そんな状態で折り合いをつけていたが、仮に予想が正しかった場合は色々不味い事になる。
少なくとも、俺の認識では。
”事前に
この場合の責任――――伽月を主題とした
俺も詳細を知らない、恐らくは『ヒロイン』としての一人のイベント。
当人だけに影響が出る流れでないのなら。
「単刀直入に言うぞ。 刀を使った超能力者斬りが出た。
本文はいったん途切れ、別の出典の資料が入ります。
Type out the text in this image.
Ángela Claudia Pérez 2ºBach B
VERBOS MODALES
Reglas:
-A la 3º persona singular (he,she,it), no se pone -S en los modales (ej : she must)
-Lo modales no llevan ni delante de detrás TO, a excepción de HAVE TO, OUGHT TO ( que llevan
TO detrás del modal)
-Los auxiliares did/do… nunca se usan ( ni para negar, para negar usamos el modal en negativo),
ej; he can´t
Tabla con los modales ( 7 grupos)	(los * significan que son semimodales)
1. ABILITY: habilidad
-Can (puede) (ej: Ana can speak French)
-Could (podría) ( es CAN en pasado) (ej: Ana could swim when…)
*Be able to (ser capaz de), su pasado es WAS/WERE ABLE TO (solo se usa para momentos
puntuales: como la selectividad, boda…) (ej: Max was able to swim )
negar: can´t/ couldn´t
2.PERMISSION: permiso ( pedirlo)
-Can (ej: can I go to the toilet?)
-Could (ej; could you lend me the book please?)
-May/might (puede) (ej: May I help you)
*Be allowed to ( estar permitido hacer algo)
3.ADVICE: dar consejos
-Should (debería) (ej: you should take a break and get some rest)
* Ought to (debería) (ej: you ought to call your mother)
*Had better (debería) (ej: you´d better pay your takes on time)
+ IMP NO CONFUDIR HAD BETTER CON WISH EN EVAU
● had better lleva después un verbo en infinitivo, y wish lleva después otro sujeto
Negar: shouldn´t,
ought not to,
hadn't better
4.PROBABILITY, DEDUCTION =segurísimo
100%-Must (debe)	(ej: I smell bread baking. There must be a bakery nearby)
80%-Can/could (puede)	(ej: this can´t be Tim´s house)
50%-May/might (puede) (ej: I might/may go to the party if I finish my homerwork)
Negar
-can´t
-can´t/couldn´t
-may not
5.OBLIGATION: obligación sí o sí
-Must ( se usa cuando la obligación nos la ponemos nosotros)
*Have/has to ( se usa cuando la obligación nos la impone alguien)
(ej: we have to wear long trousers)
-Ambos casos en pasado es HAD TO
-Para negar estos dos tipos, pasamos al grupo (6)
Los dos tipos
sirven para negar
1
」
「…………!」
これだけでどう反応するのか、を含めての質問だったんだが。
急に変わった顔色の時点で察してしまった。
……彼女が、真っ先に街に現れなかった理由もこれだな?
言ってたな。 『兄弟子を探している』と。
そして彼女が負った刀傷……そしてその後で妖と。
流れで考えるなら。
一度は捉えて――――けれど刀は折られた、か?
「何か覚えがあるんだな? 一度しか聞かない。
仲間だと思ってくれるなら、話してくれ。」
――――純粋な好感度問題だとすると、ちょっと危うい。
ただ、ゲーム的に考えてしまうのなら。
(多分、どっかで好感度に
現実に適した言い方をするなら、”罪悪感”。
それを抱え続けた上でどれだけ仲良く出来るのか、という話。
だから、問題はないとは思うが。
言わずに飛び出すようなら……強引にでも止めようと身体に力を入れる。
「……そう、ですね。 事、こうなってしまったなら説明しないほうが不義理です。」
はぁ、と吐き出しながら。
硬直していた全身の力を抜いていく姿を見て、少しだけ此方も力を緩める。
ただ、動けるように警戒だけは続けたままで。
「ただ、念の為に前置きだけさせて頂けますか?」
「前置き?」
はい、と言葉にして。
一度目を閉じる。
次に開いた時。
内側の感情……恐らくは殺意などの負の感情か。
それが、目の奥に燃え盛っているのが見て取れた。
「これは私の一族の恥。 そして、復讐でもあります。
だから……聞き終えた後で、無理だと思えばお教えください。」
今までの礼をした後で、私一人で向かいます、と。
それこそ何でも――――望むのならば全てを捧げましょう、と言いながら。
呟く言葉に交じる思いは、年不相応にも程がある敵意。
「これより語るは、我が一族の恥。
俗世に溺れた父と、それを討ち果たす為に自ら鬼へと化した兄弟子の話です。」
ずん、と少しだけ空気が重みを増す。
――――そして、合わせて視界の外に浮かび上がる画面。
>>行動を待機しています...
以前の……リーフの時にも見た内容。
(……何で?)
けれど、今見える理由は不透明過ぎる。
あの時は彼女の持つ特異性故だとはっきりしている。
霊力が満ち過ぎて、世界が歪んだ結果なのだろうと納得できる。
……今回はその理由付けがない。
それが見えているということだけが先にある。
彼女の能力を一度見ている以上、隠された何かを持っているというのも考え難い。
(理論を考えるな。 結論から理論へと繋げろ。 もう結果はあるんだ。)
混乱する中で、自分を落ち着かせるために考える。
そうして――――聞き逃しそうになった言葉が耳に残った。
もしかすると、今彼女が呟いた言葉がその理由なのかもしれない。
鬼へと変化した。
それをそのまま捉えるのなら。
後天的に、人の身のままで狂った人間ではない。
人間の精神を保ちながら、妖の側へと堕ちたと捉えるのなら。
俺は、その状態の名前を知っている。